47

Ten, kto zatrzymuje się na poboczu drogi, czyni to z własnej woli, wiedząc, że jest nieszczęśnikiem, dlatego że odwrócił się plecami do Miłości Chrystusa. Ponownie stwierdzam, że każdy z nas ma swoje nędze. Jednak nie powinny one nigdy prowadzić nas do odrzucenia Bożego wezwania. Przeciwnie, mając ich świadomość trzeba tym bardziej przylgnąć do Bożego wezwania, zanurzyć się głęboko w Bożej dobroci, jak czynili rycerze osłaniając się swoją zbroją. Owo ecce ego: quia vocasti me! — oto jestem, przecież mnie wołałeś! (1 Sm 3, 6.9), to nasza obrona. Nie odrzucajmy Bożego wezwania z powodu naszych nędz, ale atakujmy nędze właśnie dlatego, że wezwał nas Bóg.

Kiedy pojawia się trudność i pokusa, diabeł niejeden raz chce zmusić nas do następującego rozumowania: skoro masz tę nędzę, to znak, że Bóg cię nie powołuje, nie możesz iść dalej naprzód. Trzeba dostrzec fałsz takiego rozumowania i myśleć: skoro Bóg powołał mnie mimo tej nędzy, z Jego łaską zwyciężę.

Nasze oddanie poniekąd daje nam prawo do łask pomagających pozostać wiernymi drodze, którą podjęliśmy pewnego dnia, dlatego że powołał nas Bóg. Wiara podpowiada nam, że bez względu na okoliczności, nie zabraknie nam tych łask, jeżeli dobrowolnie z nich nie zrezygnujemy. Potrzebna jest jednak nasza współpraca. Polega ona na praktykowaniu cnoty męstwa. Zaś częścią męstwa jest cierpliwość, która jest potrzebna, aby znosić próby, trudności, pokusy i własne nędze. Któż poddany takiej próbie pozostał doskonały? Poczytane mu to będzie za chlubę. Kto mógł zgrzeszyć, a nie zgrzeszył, uczynić źle, a nie uczynił? Dobra jego będą trwałe, a zgromadzenie wyliczać będzie jego miłosierne czyny (Syr 31, 10–11).

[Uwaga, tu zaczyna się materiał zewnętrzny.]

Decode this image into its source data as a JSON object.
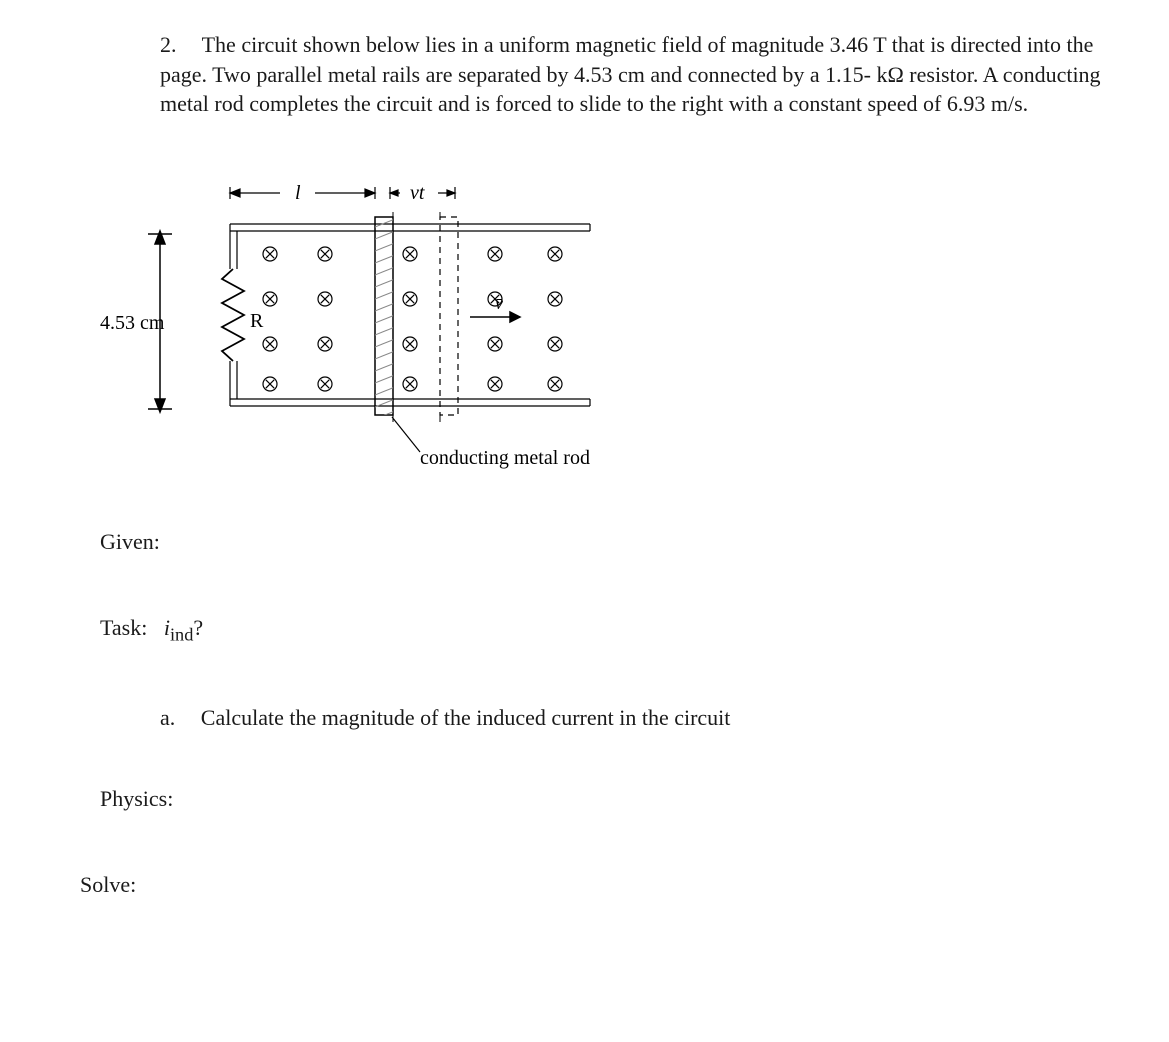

Stwórca wybrał nas, przed początkiem świata, do życia polegającego na całkowitym oddaniu: elegit nos in ipso ante mundi constitutionem — w Nim bowiem wybrał nas przed założeniem świata (Ef 1, 4). Nikt z nas, bez względu na to, co się stanie, nie ma prawa wątpić w wezwanie Boga. Istnieje światło Boga, wewnętrzna siła dana za darmo przez Pana, który chce, żeby obok Jego wszechmocy, kroczyła nasza słabość, obok Jego światła — ciemności naszej nędznej natury. Poszukuje nas, żebyśmy byli współodkupicielami, wyraźnym poruszeniem, w które nie możemy wątpić, dlatego że obok tysiąca powodów, jakie rozważaliśmy innym razem, mamy zewnętrzny znak — fakt, że pracujemy z całkowitym oddaniem w Jego Dziele, z pominięciem ludzkich motywacji. Gdyby nie powołał nas Bóg, nasza praca z tak wielkim poświęceniem w Opus Dei uczyniłaby nas godnymi pobytu w domu wariatów. Jednakże jesteśmy mądrymi ludźmi, więc jest coś fizycznego, zewnętrznego, co upewnia nas w tym, że to wezwanie pochodzi od Boga: veni, sequere me — przyjdź i chodź za Mną (Łk 18, 22).